I drove up from D.C. today in an effort to be sure my cats hadn’t mutinied or decided to take over the house entirely. (Aside from a really rough tumble they gave the water dish after I got home today – I suspect I was being berated cat-style – all was well.) The roads were, well, horrible. Even the interstates were covered with that bumpy, packed-down ice stuff that made me think I know a little of what those off-road truck racing guys feel in their necks the day after a race. It was a long, slow ride home.

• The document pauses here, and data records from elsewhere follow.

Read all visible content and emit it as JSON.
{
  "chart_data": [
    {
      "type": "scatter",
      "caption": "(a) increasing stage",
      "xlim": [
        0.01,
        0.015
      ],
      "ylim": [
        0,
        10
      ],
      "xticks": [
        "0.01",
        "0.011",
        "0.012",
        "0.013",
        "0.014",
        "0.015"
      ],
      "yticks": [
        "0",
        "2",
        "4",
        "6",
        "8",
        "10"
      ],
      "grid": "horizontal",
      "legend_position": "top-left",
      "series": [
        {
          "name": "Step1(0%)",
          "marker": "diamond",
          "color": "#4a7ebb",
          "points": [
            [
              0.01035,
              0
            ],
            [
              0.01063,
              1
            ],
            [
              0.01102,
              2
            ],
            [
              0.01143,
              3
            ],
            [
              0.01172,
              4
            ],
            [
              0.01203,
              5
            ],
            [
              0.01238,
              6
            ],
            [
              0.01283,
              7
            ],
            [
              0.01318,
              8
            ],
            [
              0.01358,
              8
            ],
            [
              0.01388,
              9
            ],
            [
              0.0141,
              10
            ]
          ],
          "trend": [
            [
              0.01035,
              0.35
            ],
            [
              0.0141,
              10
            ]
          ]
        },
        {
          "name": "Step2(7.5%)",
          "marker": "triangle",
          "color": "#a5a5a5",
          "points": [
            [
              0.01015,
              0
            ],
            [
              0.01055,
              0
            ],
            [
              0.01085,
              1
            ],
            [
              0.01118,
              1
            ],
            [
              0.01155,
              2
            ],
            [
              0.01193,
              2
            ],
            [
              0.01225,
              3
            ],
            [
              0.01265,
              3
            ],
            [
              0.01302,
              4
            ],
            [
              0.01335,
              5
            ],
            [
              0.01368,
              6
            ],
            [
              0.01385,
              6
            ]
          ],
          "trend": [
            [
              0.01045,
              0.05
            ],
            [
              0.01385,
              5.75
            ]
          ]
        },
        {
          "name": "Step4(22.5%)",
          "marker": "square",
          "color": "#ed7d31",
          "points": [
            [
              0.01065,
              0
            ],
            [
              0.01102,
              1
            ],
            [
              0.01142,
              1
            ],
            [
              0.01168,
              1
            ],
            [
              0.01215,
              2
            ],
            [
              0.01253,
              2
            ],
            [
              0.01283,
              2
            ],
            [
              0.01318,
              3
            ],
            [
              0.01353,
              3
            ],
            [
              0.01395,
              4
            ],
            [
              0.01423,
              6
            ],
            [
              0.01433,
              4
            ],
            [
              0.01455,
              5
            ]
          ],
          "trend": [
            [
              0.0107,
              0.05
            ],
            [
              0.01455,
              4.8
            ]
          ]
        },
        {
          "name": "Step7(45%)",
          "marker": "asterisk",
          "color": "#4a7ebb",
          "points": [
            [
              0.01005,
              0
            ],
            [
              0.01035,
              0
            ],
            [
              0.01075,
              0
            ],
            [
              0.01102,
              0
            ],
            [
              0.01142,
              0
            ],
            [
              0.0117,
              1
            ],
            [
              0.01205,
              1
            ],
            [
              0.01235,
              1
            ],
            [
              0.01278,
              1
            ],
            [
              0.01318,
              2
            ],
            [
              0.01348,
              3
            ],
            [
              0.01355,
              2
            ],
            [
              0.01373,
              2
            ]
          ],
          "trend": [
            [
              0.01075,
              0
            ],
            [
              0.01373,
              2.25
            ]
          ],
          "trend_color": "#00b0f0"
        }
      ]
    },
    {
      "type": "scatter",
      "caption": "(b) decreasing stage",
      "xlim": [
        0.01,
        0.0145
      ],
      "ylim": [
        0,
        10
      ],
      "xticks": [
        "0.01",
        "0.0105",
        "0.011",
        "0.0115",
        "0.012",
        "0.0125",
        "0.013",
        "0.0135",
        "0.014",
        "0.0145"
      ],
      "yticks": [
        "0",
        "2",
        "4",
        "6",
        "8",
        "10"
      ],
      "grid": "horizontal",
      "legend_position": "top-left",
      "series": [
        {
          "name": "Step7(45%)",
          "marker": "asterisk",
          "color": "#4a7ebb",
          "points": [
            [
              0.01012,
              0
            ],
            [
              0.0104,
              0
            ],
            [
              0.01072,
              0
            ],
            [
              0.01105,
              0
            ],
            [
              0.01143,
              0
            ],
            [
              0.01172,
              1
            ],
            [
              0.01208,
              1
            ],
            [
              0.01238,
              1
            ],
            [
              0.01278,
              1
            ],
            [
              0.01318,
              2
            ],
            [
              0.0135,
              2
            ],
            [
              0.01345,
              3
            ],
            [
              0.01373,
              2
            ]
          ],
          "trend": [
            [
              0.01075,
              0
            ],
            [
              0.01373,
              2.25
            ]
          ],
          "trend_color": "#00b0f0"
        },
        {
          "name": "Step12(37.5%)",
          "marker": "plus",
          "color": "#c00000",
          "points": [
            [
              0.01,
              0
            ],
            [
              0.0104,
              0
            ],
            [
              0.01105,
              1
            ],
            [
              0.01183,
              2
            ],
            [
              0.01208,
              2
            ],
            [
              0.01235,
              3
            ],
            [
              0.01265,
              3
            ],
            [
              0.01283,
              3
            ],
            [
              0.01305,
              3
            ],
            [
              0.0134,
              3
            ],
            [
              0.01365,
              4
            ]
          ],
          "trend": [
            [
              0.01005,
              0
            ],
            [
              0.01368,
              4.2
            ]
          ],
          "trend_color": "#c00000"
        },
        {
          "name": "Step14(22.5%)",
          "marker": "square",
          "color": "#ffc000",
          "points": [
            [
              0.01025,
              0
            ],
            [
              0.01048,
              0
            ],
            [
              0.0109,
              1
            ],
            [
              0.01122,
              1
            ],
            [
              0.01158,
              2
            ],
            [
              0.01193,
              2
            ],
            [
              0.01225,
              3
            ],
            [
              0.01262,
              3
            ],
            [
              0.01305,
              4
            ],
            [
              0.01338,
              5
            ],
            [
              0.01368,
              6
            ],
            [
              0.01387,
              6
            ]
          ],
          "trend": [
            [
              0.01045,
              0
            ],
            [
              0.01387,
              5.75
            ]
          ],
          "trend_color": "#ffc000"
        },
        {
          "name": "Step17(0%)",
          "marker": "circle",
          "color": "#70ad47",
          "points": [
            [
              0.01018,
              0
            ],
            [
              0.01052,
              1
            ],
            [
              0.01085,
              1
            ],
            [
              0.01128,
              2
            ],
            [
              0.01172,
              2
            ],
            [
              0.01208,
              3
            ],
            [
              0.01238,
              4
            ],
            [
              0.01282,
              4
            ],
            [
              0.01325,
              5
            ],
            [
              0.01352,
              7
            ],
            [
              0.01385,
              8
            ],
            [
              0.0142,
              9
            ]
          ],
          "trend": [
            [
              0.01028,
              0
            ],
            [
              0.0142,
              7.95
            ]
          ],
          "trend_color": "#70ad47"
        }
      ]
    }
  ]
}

When I got here, well, I couldn’t park. There was snow everywhere, and since I only have street parking, I jagged my car to the curb as best I could, unloaded, and headed back out for errands, a whispered prayer for a space thrown up as I pulled out. The grocery store was nuts; the bank was dead quiet, except for the manager who was quite disconcerted that people were hanging out waiting for the bus by the front door since the bus stop was snowed over. (I would have never thought of that, but it makes sense that a bunch of guys in hoodies would be a little unnerving for a bank staff). The drugstore empty – guess everybody got their meds last week. So I got things done, and headed home.
I got stuck. . . not badly stuck but stuck enough that I thought I might slide into a parked car if I tried to haul myself out. Just when I was about to throw on the hazard and get out for a look, a nice man from the car behind me ran up, asked if I was stuck, and then pushed me right out. So nice!!
Then, I pulled onto my street and lo, like a glowing sign from heaven, was a patch of pavement. I pulled in, but only after I carefully but not TOO slowly drove past a man in a wheelchair sitting in the snow and ice in the middle of the road. I got parked and walked back to him. He was okay, and a friend pushed him up the street to what I assume is home.
As I reached my door, the mailman’s truck got stuck. I went over to push him out, and it didn’t work. But just then more people showed up – someone tried to put a 2×4 under his tire and get him out, some of us pushed, another got a shovel, finally a woman in an SUV butted right up to him and pushed him right out. We all huddled off to our dry houses, I assume.
As I had been driving earlier, I had really started to get grumpy. This was such an inconvenience. A real pain. And it is, but not that much to me. I got around. I made it home. And I am not in a wheelchair. I am not a person whose job is – driven by motto – to deliver mail despite the “snow.” I do not have a health condition that makes being snowed in terrifying. I do not even have to get to a job, most days, that would fire me if I couldn’t get there. I am blessed.
I am blessed by neighbors who care enough to help the mailman, even if it is by directing from an upstairs window. I am blessed by men who don’t even know me but who push my car out of the snow. I am blessed by clerks who work at the grocery store so that I can buy Amy’s Macaroni and Cheese before the next snowstorm hits. I am blessed with heat (and warm kittens) and blankets and a house whose roof is still intact. I am blessed to be loved by a man who has already checked in twice to be sure I’m okay here. I am blessed.
I am blessed, too, to be taught lessons and reminded of my blessedness by a loving God who really doesn’t let me get too grouchy, especially when more snow is coming tomorrow.
May you all find your blessedness in your situation this night.